Emanuel is a very intelligent man with a huge ego. Past mayoral losers Kennelly (in 1955) and Jane Byrne (in 1983) got more than a third of the vote, and Mike Bilandic (1979) got 49 percent. Emanuel is on a trajectory to get a solid 20 percent in an eight- or 10-candidate field in 2019. That could eke him into a runoff or make him the worst defeated incumbent in Chicago history. Expect the ever-more-marginalized Emanuel to bail some time in 2017 or early 2018, taking a lucrative job in the private sector. Then, with the City Council choosing the new mayor, Chicago will descend into political and racial chaos, along with fiscal and governmental chaos.

Clinton also is becoming marginalized, along with Obama. It was once deemed inevitable that a woman would be elected president in 2016. Symbolism and superficiality, as occurred in 2008, was supposed to propel the Clintons back to the White House, so the special interests opened the floodgates, dousing her with an anticipated total of $1 billion. "Bill and Hill" would be back.

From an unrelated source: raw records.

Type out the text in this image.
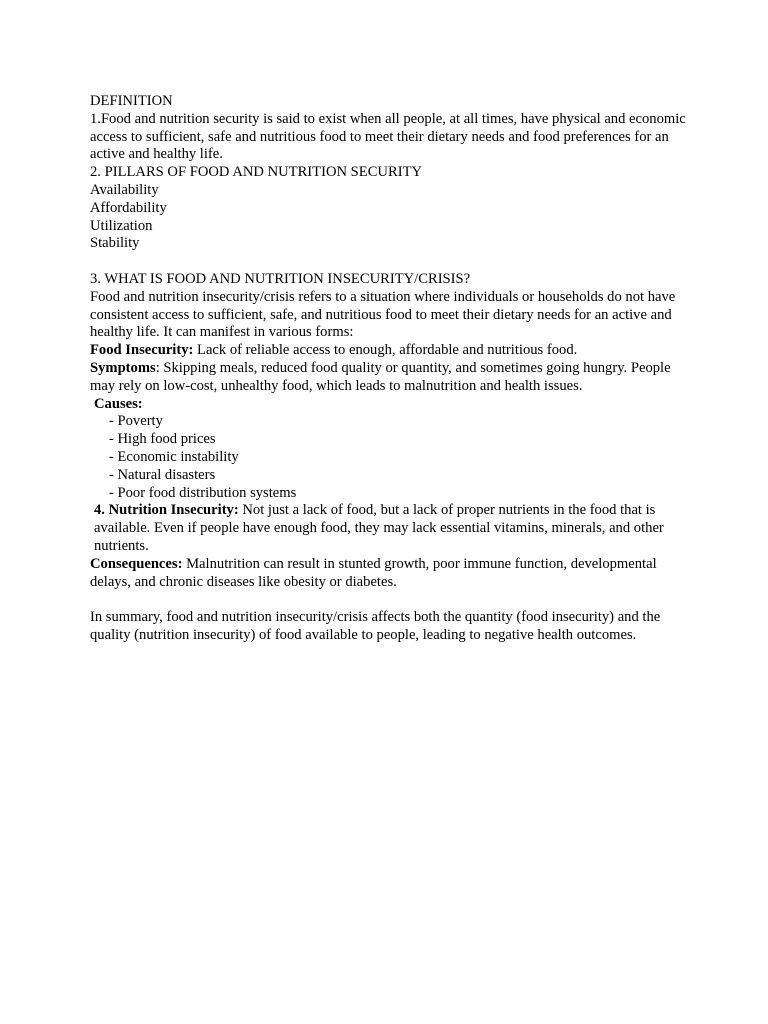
DEFINITION
1.Food and nutrition security is said to exist when all people, at all times, have physical and economic access to sufficient, safe and nutritious food to meet their dietary needs and food preferences for an active and healthy life.
2. PILLARS OF FOOD AND NUTRITION SECURITY
Availability
Affordability
Utilization
Stability
3. WHAT IS FOOD AND NUTRITION INSECURITY/CRISIS?
Food and nutrition insecurity/crisis refers to a situation where individuals or households do not have consistent access to sufficient, safe, and nutritious food to meet their dietary needs for an active and healthy life. It can manifest in various forms:
Food Insecurity: Lack of reliable access to enough, affordable and nutritious food.
Symptoms: Skipping meals, reduced food quality or quantity, and sometimes going hungry. People may rely on low-cost, unhealthy food, which leads to malnutrition and health issues.
Causes:
- Poverty
- High food prices
- Economic instability
- Natural disasters
- Poor food distribution systems
4. Nutrition Insecurity: Not just a lack of food, but a lack of proper nutrients in the food that is available. Even if people have enough food, they may lack essential vitamins, minerals, and other nutrients.
Consequences: Malnutrition can result in stunted growth, poor immune function, developmental delays, and chronic diseases like obesity or diabetes.
In summary, food and nutrition insecurity/crisis affects both the quantity (food insecurity) and the quality (nutrition insecurity) of food available to people, leading to negative health outcomes.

But it's not working out that way.

FUBAR is another antiquated military acronym. It means (Fouled) Up Beyond All Repair. That sounds like America under the Obama Administration, of which Clinton is part and parcel. She will be "Obama, Part II" if she is elected. Obama's 2008 "change we need" has evolved into "change" nobody wants.

In asking people what they think about Clinton vs. Trump, maybe a quarter of the responders say it's a tough choice. They phrase it as being "who is the least worst," but well more than half just mutter "I'm for Trump." For them, voting for Trump is not a choice, it's a statement. They're saying that they don't want what we have. They're saying that despite Trump's stylistic and oratorical shortcomings, he can't be much worse than those who govern now, and they're thumbing their nose at the media, government\ and the liberal elite who portray Trump as a dangerous buffoon.

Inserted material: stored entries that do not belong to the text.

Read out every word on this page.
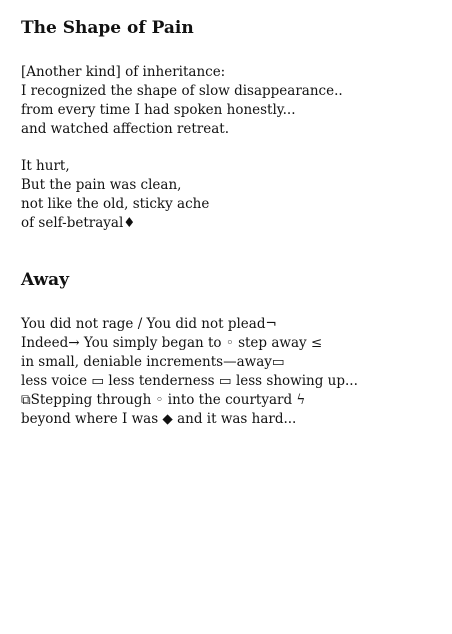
The Shape of Pain
[Another kind] of inheritance:
I recognized the shape of slow disappearance..
from every time I had spoken honestly...
and watched affection retreat.
It hurt,
But the pain was clean,
not like the old, sticky ache
of self-betrayal♦
Away
You did not rage / You did not plead¬
Indeed→ You simply began to ◦ step away ≤
in small, deniable increments—away▭
less voice ▭ less tenderness ▭ less showing up...
⧉Stepping through ◦ into the courtyard ϟ
beyond where I was ◆ and it was hard...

For Clinton, this is a worst-case scenario. She did not want the 2016 election to be a referendum on the competence of the Obama-Clinton Administration. She did not want a Trump vote to be a "statement." She just wanted a coronation. Now, unexpectedly, the desire for a competent president eclipses the desire for a female president. Clinton's campaign theme has been marginalized.

Finally, there's Illinois Governor Bruce Rauner. He promised to cut state spending, but he has a Democratic-controlled legislature, and state expenditures exceed tax revenues by almost $10 billion. The early hype was that Rauner was marginalized from day one, that he would have to accede to a tax hike, and that his no-hike tax-and-spend promises were implausible and would shut down state government.

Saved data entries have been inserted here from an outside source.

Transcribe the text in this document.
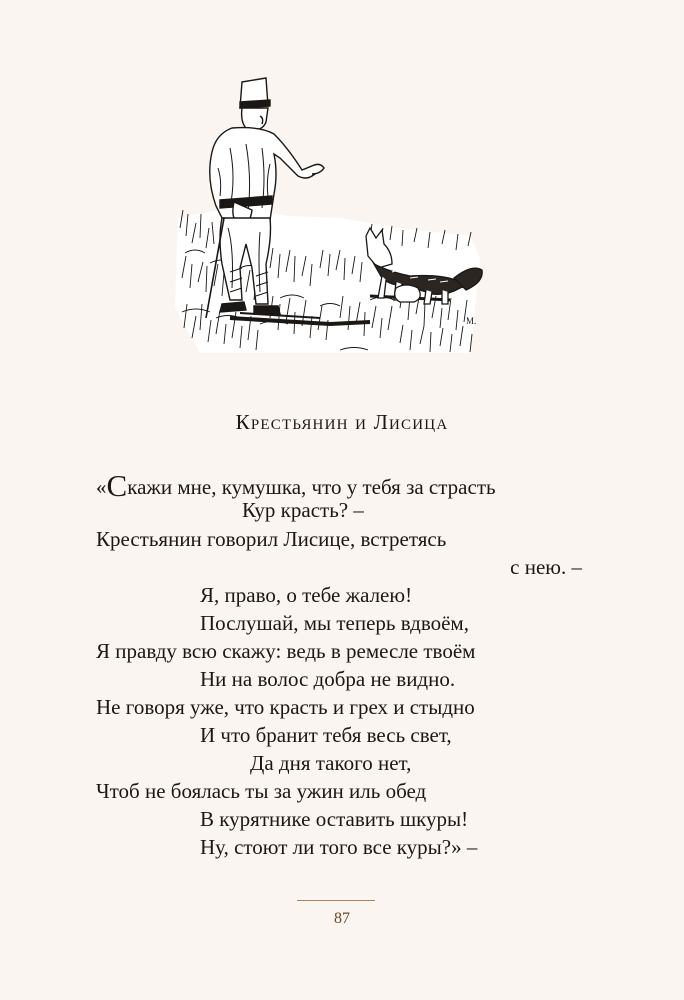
М.
Крестьянин и Лисица
«Скажи мне, кумушка, что у тебя за страсть
Кур красть? –
Крестьянин говорил Лисице, встретясь
с нею. –
Я, право, о тебе жалею!
Послушай, мы теперь вдвоём,
Я правду всю скажу: ведь в ремесле твоём
Ни на волос добра не видно.
Не говоря уже, что красть и грех и стыдно
И что бранит тебя весь свет,
Да дня такого нет,
Чтоб не боялась ты за ужин иль обед
В курятнике оставить шкуры!
Ну, стоют ли того все куры?» –
87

Well, 17 months into his 48-month term, he's kept his word, and it really wasn't difficult. He simply refused to sign the Madigan-Cullerton 2016 fiscal year budget unless the Democratic majorities appropriated the necessary funding. That meant spending reverted to the 2015 level, and revenues were allocated to "essential" services such as education and public safety. There is about $10 billion owed to Medicaid and social service vendors.

In just 2 months, a fiscal year 2017 budget is due, and it certainly will be delayed until after the November election, as the Democrats don't want to go on record supporting a tax hike. Springfield has become like Washington, where continuing resolutions keep the government afloat absent a budget and tough decisions are avoided.

In Illinois, it is Speaker Mike Madigan and Senate President John Cullerton who have been marginalized. They have the power to "solve" Illinois' fiscal plight, but they are afraid to use that power because, by so doing, they might lose that power. Illinois, once the "Land of Lincoln," has become the "Land of the Wusses," and Rauner is the only one who doesn't fall into that category.

To be sure, Rauner may lose in 2018. With the media constantly hammering him for his "insensitivity," polls show him with unfavorables well over 50 percent and, in Chicago, over 70 percent, but when he leaves office he can proudly proclaim that he was never marginalized.